Fine-Tuning for Low-Resource Language Machine Translation Using Large Language Models Integrated with Dependency Parsing Rule
摘要
The loss of endangered languages is a severe threat to cultural heritage. Machine translation holds significant promise for documenting and preserving these languages. However, low-resource languages, such as Tujia, which lacks both parallel corpora and a standardized written form, pose substantial challenges for machine translation. In order to explore machine translation methods for low-resource language without written text, this paper takes Tujia as an example. First, we analyzed the grammatical and lexical correlations between Tujia and Chinese, constructing a Tujia dependency parsing treebank and structuring parsing knowledge.
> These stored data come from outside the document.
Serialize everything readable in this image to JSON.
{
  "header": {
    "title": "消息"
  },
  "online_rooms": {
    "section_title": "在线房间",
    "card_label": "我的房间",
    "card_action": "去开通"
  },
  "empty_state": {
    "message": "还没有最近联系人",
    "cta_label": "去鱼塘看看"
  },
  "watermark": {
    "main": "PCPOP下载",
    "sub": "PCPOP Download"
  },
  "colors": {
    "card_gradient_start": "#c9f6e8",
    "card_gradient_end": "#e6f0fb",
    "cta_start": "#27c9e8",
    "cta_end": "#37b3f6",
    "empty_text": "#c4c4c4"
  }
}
Second, in view of the low-resource and non-literate characteristics of Tujia, we applied knowledge transferred from Large Language Models (LLMs), designed prompt engineering, and fine-tuned the Llama and ChatGLM models. Dynamic dataset partitioning is employed, and translation quality is assessed using Translation Edit Rate (TER). Results indicated that the structured fine-tuning approach based on ChatGLM performed best, with LoRA fine-tuning yielding the most effective results. Incorporating dependency parsing rule into the structured instruction set significantly outperformed unstructured instruction fine-tuning, effectively mitigating the loss of grammatical information in unwritten languages and enhancing translation quality. Finally, we utilized the Llama. cpp framework to accelerate inference and improve model performance and practicality.